The clever writers at ”Saturday Night Live” found a way to get Janet Jackson to make fun of her Super Bowl ”wardrobe malfunction” without actually making fun of herself. In Saturday’s opening sketch, host and musical guest Jackson portrayed National Security Advisor Condoleezza Rice, about to testify at last week’s 9/11 hearings, and encouraged by Vice President Dick Cheney (Darrell Hammond), to ”flash a boob” to distract attention from the political grilling. A flustered Rice replies that the hearing is an inappropriate forum for such lewd behavior, unlike, say, ”national sporting championships.” Nonetheless, under fire at the hearing, Rice pops out a breast, heavily pixelated by NBC cameras. (Just for the record, the studio audience saw only Jackson’s pink brassiere. ”She was definitely wearing a bra,” an NBC spokesman told the New York Daily News. ”We want to make that very clear.”

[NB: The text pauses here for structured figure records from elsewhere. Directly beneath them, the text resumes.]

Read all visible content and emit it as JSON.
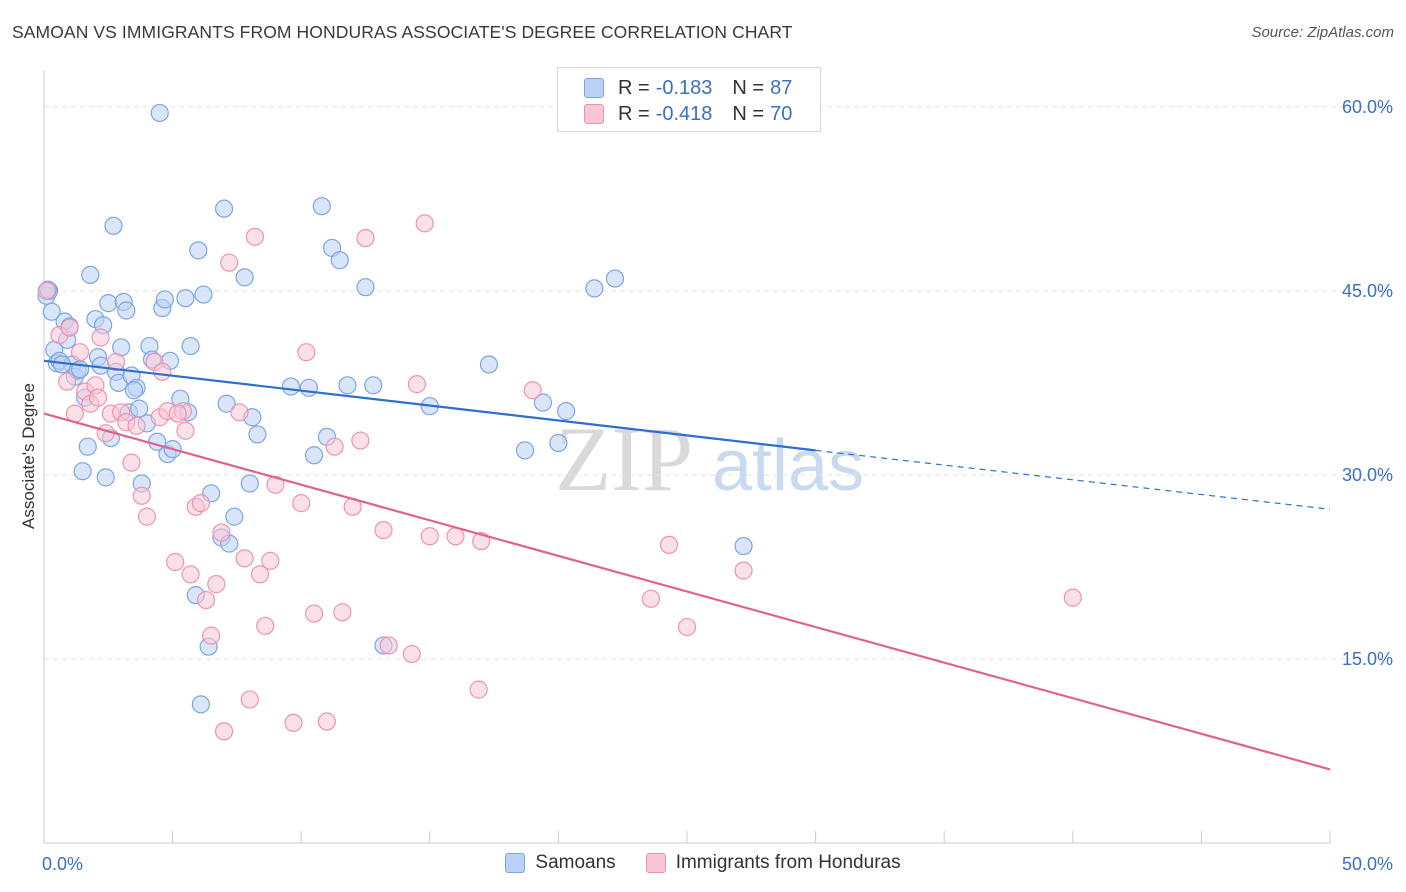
{
  "title": "SAMOAN VS IMMIGRANTS FROM HONDURAS ASSOCIATE'S DEGREE CORRELATION CHART",
  "source": "Source: ZipAtlas.com",
  "watermark": {
    "zip": "ZIP",
    "atlas": "atlas"
  },
  "legend": {
    "rows": [
      {
        "r_label": "R =",
        "r_value": "-0.183",
        "n_label": "N =",
        "n_value": "87"
      },
      {
        "r_label": "R =",
        "r_value": "-0.418",
        "n_label": "N =",
        "n_value": "70"
      }
    ]
  },
  "bottom_legend": {
    "series1": "Samoans",
    "series2": "Immigrants from Honduras"
  },
  "colors": {
    "blue_fill": "#b9d2f5",
    "blue_stroke": "#7ea6df",
    "blue_line": "#2f6fcc",
    "pink_fill": "#f9c6d6",
    "pink_stroke": "#ec93b2",
    "pink_line": "#e0628f",
    "tick_text": "#3a6fc4",
    "grid": "#e4e4e4"
  },
  "chart_data": {
    "type": "scatter",
    "title": "SAMOAN VS IMMIGRANTS FROM HONDURAS ASSOCIATE'S DEGREE CORRELATION CHART",
    "xlabel": "",
    "ylabel": "Associate's Degree",
    "xlim": [
      0,
      50
    ],
    "ylim": [
      0,
      63
    ],
    "x_tick_labels": [
      "0.0%",
      "50.0%"
    ],
    "y_ticks": [
      15,
      30,
      45,
      60
    ],
    "y_tick_labels": [
      "15.0%",
      "30.0%",
      "45.0%",
      "60.0%"
    ],
    "grid": true,
    "legend_position": "top-center",
    "series": [
      {
        "name": "Samoans",
        "r": -0.183,
        "n": 87,
        "trend": {
          "x0": 0,
          "y0": 39.3,
          "x1": 30,
          "y1": 32.0,
          "dash_x1": 50,
          "dash_y1": 27.2
        },
        "points": [
          [
            0.1,
            44.6
          ],
          [
            0.2,
            45.0
          ],
          [
            0.3,
            43.3
          ],
          [
            0.4,
            40.2
          ],
          [
            0.5,
            39.1
          ],
          [
            0.6,
            39.3
          ],
          [
            0.8,
            42.5
          ],
          [
            0.9,
            41.0
          ],
          [
            1.0,
            42.1
          ],
          [
            1.1,
            39.0
          ],
          [
            1.2,
            38.0
          ],
          [
            1.3,
            38.5
          ],
          [
            1.5,
            30.3
          ],
          [
            1.6,
            36.3
          ],
          [
            1.7,
            32.3
          ],
          [
            1.8,
            46.3
          ],
          [
            2.0,
            42.7
          ],
          [
            2.1,
            39.6
          ],
          [
            2.3,
            42.2
          ],
          [
            2.4,
            29.8
          ],
          [
            2.5,
            44.0
          ],
          [
            2.6,
            33.0
          ],
          [
            2.7,
            50.3
          ],
          [
            2.8,
            38.4
          ],
          [
            2.9,
            37.5
          ],
          [
            3.0,
            40.4
          ],
          [
            3.1,
            44.1
          ],
          [
            3.2,
            43.4
          ],
          [
            3.3,
            35.1
          ],
          [
            3.4,
            38.1
          ],
          [
            3.6,
            37.1
          ],
          [
            3.7,
            35.4
          ],
          [
            3.8,
            29.3
          ],
          [
            4.0,
            34.2
          ],
          [
            4.1,
            40.5
          ],
          [
            4.2,
            39.4
          ],
          [
            4.4,
            32.7
          ],
          [
            4.5,
            59.5
          ],
          [
            4.6,
            43.6
          ],
          [
            4.7,
            44.3
          ],
          [
            4.8,
            31.7
          ],
          [
            5.0,
            32.1
          ],
          [
            5.3,
            36.2
          ],
          [
            5.5,
            44.4
          ],
          [
            5.6,
            35.1
          ],
          [
            5.7,
            40.5
          ],
          [
            5.9,
            20.2
          ],
          [
            6.0,
            48.3
          ],
          [
            6.1,
            11.3
          ],
          [
            6.2,
            44.7
          ],
          [
            6.4,
            16.0
          ],
          [
            6.5,
            28.5
          ],
          [
            6.9,
            24.9
          ],
          [
            7.0,
            51.7
          ],
          [
            7.1,
            35.8
          ],
          [
            7.2,
            24.4
          ],
          [
            7.4,
            26.6
          ],
          [
            7.8,
            46.1
          ],
          [
            8.0,
            29.3
          ],
          [
            8.1,
            34.7
          ],
          [
            8.3,
            33.3
          ],
          [
            9.6,
            37.2
          ],
          [
            10.3,
            37.1
          ],
          [
            10.5,
            31.6
          ],
          [
            10.8,
            51.9
          ],
          [
            11.0,
            33.1
          ],
          [
            11.2,
            48.5
          ],
          [
            11.5,
            47.5
          ],
          [
            11.8,
            37.3
          ],
          [
            12.5,
            45.3
          ],
          [
            12.8,
            37.3
          ],
          [
            13.2,
            16.1
          ],
          [
            15.0,
            35.6
          ],
          [
            17.3,
            39.0
          ],
          [
            18.7,
            32.0
          ],
          [
            19.4,
            35.9
          ],
          [
            20.0,
            32.6
          ],
          [
            20.3,
            35.2
          ],
          [
            21.4,
            45.2
          ],
          [
            22.2,
            46.0
          ],
          [
            27.2,
            24.2
          ],
          [
            0.15,
            45.1
          ],
          [
            0.7,
            39.0
          ],
          [
            1.4,
            38.6
          ],
          [
            2.2,
            38.9
          ],
          [
            3.5,
            36.9
          ],
          [
            4.9,
            39.3
          ]
        ]
      },
      {
        "name": "Immigrants from Honduras",
        "r": -0.418,
        "n": 70,
        "trend": {
          "x0": 0,
          "y0": 35.0,
          "x1": 50,
          "y1": 6.0
        },
        "points": [
          [
            0.1,
            45.0
          ],
          [
            0.6,
            41.4
          ],
          [
            0.9,
            37.6
          ],
          [
            1.2,
            35.0
          ],
          [
            1.4,
            40.0
          ],
          [
            1.6,
            36.8
          ],
          [
            1.8,
            35.8
          ],
          [
            2.0,
            37.3
          ],
          [
            2.2,
            41.2
          ],
          [
            2.4,
            33.4
          ],
          [
            2.6,
            35.0
          ],
          [
            2.8,
            39.2
          ],
          [
            3.0,
            35.1
          ],
          [
            3.2,
            34.3
          ],
          [
            3.4,
            31.0
          ],
          [
            3.6,
            34.0
          ],
          [
            3.8,
            28.3
          ],
          [
            4.0,
            26.6
          ],
          [
            4.3,
            39.2
          ],
          [
            4.5,
            34.7
          ],
          [
            4.6,
            38.4
          ],
          [
            4.8,
            35.2
          ],
          [
            5.1,
            22.9
          ],
          [
            5.4,
            35.2
          ],
          [
            5.5,
            33.6
          ],
          [
            5.7,
            21.9
          ],
          [
            5.9,
            27.4
          ],
          [
            6.1,
            27.7
          ],
          [
            6.3,
            19.8
          ],
          [
            6.5,
            16.9
          ],
          [
            6.7,
            21.1
          ],
          [
            6.9,
            25.3
          ],
          [
            7.0,
            9.1
          ],
          [
            7.2,
            47.3
          ],
          [
            7.6,
            35.1
          ],
          [
            7.8,
            23.2
          ],
          [
            8.0,
            11.7
          ],
          [
            8.2,
            49.4
          ],
          [
            8.4,
            21.9
          ],
          [
            8.6,
            17.7
          ],
          [
            8.8,
            23.0
          ],
          [
            9.0,
            29.2
          ],
          [
            9.7,
            9.8
          ],
          [
            10.0,
            27.7
          ],
          [
            10.2,
            40.0
          ],
          [
            10.5,
            18.7
          ],
          [
            11.0,
            9.9
          ],
          [
            11.3,
            32.3
          ],
          [
            11.6,
            18.8
          ],
          [
            12.0,
            27.4
          ],
          [
            12.3,
            32.8
          ],
          [
            12.5,
            49.3
          ],
          [
            13.2,
            25.5
          ],
          [
            13.4,
            16.1
          ],
          [
            14.3,
            15.4
          ],
          [
            14.5,
            37.4
          ],
          [
            14.8,
            50.5
          ],
          [
            15.0,
            25.0
          ],
          [
            16.0,
            25.0
          ],
          [
            16.9,
            12.5
          ],
          [
            17.0,
            24.6
          ],
          [
            19.0,
            36.9
          ],
          [
            23.6,
            19.9
          ],
          [
            24.3,
            24.3
          ],
          [
            25.0,
            17.6
          ],
          [
            27.2,
            22.2
          ],
          [
            40.0,
            20.0
          ],
          [
            1.0,
            42.0
          ],
          [
            2.1,
            36.3
          ],
          [
            5.2,
            35.0
          ]
        ]
      }
    ]
  }
}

Jackson also spoofed herself with an alleged home movie designed to portray the Jackson family as ”normal,” showing a little girl in a wading pool whose bikini strap falls off. (Jackson called it a ”swimsuit malfunction.”) There was also a sketch parodying early Jackson acting showcase ”Good Times,” and a sketch apparently meant to thumb its nose at the FCC’s post-Super Bowl crackdown on indecency, in which a group of vineyard employees (including Jackson) repeatedly boast of their prowess as ”cork soakers.” Alas, no sketch pairing Jackson with Amy Poehler’s vicious caricature of brother Michael. Still, early estimates from NBC suggest that Jackson’s appearance gave ”SNL” its highest rating in 13 months.
Maybe Jackson could play Rice again in another upcoming dramatization of the Bush administration’s counterterrorism response. According to the New York Times, former White House counter-terrorism advisor (and 9/11 hearings star witness) Richard Clarke has sold to Sony Pictures the film rights to his current bestseller, ”Against All Enemies.” Former Sony chief John Calley will produce the movie. (In the 1970s, as an exec at Warner Bros., Calley oversaw the adaptation of ”All the President’s Men,” another ”what did the president know and when did he know it?” book.) ”You could shoot the first 56 pages [depicting the events in the White House situation room on Sept. 11] and have an extraordinary half of a movie, then it goes on to more enthralling stuff,” Calley told the Times. ”If we were able to do ‘All the President’s Men’ with people meeting in garages and whispering in parks, then certainly with someone sitting at a table in the White House we could have a remarkable event.”